To Huddle or Not To Huddle. That Is the Question.

Mark Potash at the Chicago Sun-Times addresses the advantages and disadvantages of running an no-huddle offense:

“The success of the hurry-up offense often is born of desperation. At the end of a half or the end of a game, with time running out, the two-minute drill can bring an offense to life.

“When executed properly, it creates the focus, timing and -momentum that give the offense the rhythm any quarterback or play-caller craves — forcing players to only react and giving coaches no time to over-think. And at the same time, it often leaves a defense in a state of frustration — huffing and puffing, on its heels and often a step behind on every play.”

“[Nick] Foles’ affinity for the tempo of the no-huddle has been a recurring theme since he replaced [Mitch Trubisky as the Bears’ starting quarterback.”

One of the things that Potash didn’t mention was that teams frequently go to the no-huddle at the end of games when not only is there a sense of desperation but the opposing defense is often in prevent mode where they are simply trying to avoid the big play. This makes for more apparent success.

Foles’ affinity for the no-huddle was probably born in the time he spent with former Eagles head coach Chip Kelly. The fact that Kelly is no longer a head coach in the NFL should tell you something about the long-term benefits of his offense.

The no-huddle is great if it works for all of the reasons Potash documented above. The problem is that when it doesn’t work it’s not the opposing defense that’s “huffing and puffing”. It’s your own guys, who you have thrown under the bus by giving them almost no rest on the side line while you used only seconds off the clock in a three and out.

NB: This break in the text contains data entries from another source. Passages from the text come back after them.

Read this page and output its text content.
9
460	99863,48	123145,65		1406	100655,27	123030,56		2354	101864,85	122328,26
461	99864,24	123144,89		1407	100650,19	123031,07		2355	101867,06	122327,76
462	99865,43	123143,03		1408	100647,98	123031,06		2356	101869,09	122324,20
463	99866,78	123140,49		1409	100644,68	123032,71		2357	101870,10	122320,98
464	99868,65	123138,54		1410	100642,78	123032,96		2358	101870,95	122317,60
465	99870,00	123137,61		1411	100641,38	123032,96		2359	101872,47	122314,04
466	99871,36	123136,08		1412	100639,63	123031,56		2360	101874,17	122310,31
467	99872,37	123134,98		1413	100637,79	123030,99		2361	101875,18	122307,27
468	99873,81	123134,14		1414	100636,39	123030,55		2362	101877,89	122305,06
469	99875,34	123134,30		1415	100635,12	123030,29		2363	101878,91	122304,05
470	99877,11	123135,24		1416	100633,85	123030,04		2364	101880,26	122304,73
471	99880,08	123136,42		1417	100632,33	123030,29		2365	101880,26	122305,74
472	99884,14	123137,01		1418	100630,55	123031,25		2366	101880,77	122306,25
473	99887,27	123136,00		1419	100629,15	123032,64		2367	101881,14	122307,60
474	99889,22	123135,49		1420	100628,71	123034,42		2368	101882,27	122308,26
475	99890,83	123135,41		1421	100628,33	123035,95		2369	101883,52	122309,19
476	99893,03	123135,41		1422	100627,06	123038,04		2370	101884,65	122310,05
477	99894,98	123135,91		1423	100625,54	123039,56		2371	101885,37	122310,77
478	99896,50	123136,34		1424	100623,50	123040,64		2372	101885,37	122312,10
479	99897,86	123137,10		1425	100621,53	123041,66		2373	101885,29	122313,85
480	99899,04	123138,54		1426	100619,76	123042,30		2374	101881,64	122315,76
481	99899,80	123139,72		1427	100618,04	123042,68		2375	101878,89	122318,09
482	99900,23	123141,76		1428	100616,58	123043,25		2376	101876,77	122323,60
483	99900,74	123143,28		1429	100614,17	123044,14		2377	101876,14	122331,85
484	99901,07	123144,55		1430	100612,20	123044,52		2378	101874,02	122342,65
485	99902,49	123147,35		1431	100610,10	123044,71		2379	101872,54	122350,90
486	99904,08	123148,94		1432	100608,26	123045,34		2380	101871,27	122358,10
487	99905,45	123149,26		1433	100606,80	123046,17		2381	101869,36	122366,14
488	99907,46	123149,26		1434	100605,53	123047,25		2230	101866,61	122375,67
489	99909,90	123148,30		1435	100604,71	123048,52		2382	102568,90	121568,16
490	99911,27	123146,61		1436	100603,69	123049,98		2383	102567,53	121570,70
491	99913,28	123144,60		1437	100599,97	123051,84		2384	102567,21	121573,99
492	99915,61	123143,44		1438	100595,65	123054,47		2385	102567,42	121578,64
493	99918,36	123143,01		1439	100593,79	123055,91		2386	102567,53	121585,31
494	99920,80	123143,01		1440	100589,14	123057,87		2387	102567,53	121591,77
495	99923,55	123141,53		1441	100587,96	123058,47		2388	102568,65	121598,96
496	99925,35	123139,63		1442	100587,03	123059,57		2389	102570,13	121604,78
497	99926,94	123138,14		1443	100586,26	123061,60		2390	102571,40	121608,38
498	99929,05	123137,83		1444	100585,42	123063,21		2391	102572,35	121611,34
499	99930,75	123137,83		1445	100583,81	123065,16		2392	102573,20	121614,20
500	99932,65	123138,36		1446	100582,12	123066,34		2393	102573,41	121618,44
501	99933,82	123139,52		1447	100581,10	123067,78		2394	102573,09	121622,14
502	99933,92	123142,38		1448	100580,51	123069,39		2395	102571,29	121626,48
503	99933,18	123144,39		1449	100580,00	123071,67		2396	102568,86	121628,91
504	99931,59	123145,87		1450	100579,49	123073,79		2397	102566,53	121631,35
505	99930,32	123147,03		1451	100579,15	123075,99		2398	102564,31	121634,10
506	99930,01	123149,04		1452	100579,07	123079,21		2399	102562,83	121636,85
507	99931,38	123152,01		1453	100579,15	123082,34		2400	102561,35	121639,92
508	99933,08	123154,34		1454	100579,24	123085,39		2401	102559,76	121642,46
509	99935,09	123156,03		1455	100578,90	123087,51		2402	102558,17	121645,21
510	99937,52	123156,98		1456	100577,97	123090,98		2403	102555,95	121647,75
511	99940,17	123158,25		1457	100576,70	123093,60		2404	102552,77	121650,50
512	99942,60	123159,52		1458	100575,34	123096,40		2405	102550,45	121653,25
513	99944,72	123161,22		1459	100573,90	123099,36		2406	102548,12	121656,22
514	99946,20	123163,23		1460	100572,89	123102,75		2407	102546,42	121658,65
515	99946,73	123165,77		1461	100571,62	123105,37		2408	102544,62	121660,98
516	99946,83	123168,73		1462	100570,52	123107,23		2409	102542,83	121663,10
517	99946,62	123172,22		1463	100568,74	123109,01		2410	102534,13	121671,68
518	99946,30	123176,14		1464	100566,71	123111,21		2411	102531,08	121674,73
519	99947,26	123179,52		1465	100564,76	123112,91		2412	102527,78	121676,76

Like most aspects of offensive play, the no-huddle is great if you have a good offense anyway. On the other hand, when you have an offense like the Bears, it can ruin the only good part of your team.

I like the way that head coach Matt Nagy is handling this. Foles obviously likes it and wants to do it and it can’t hurt too much to go ahead and do it occasionally as a change of pace and see if you can build some momentum. But don’t over do it or serious problems may ensue.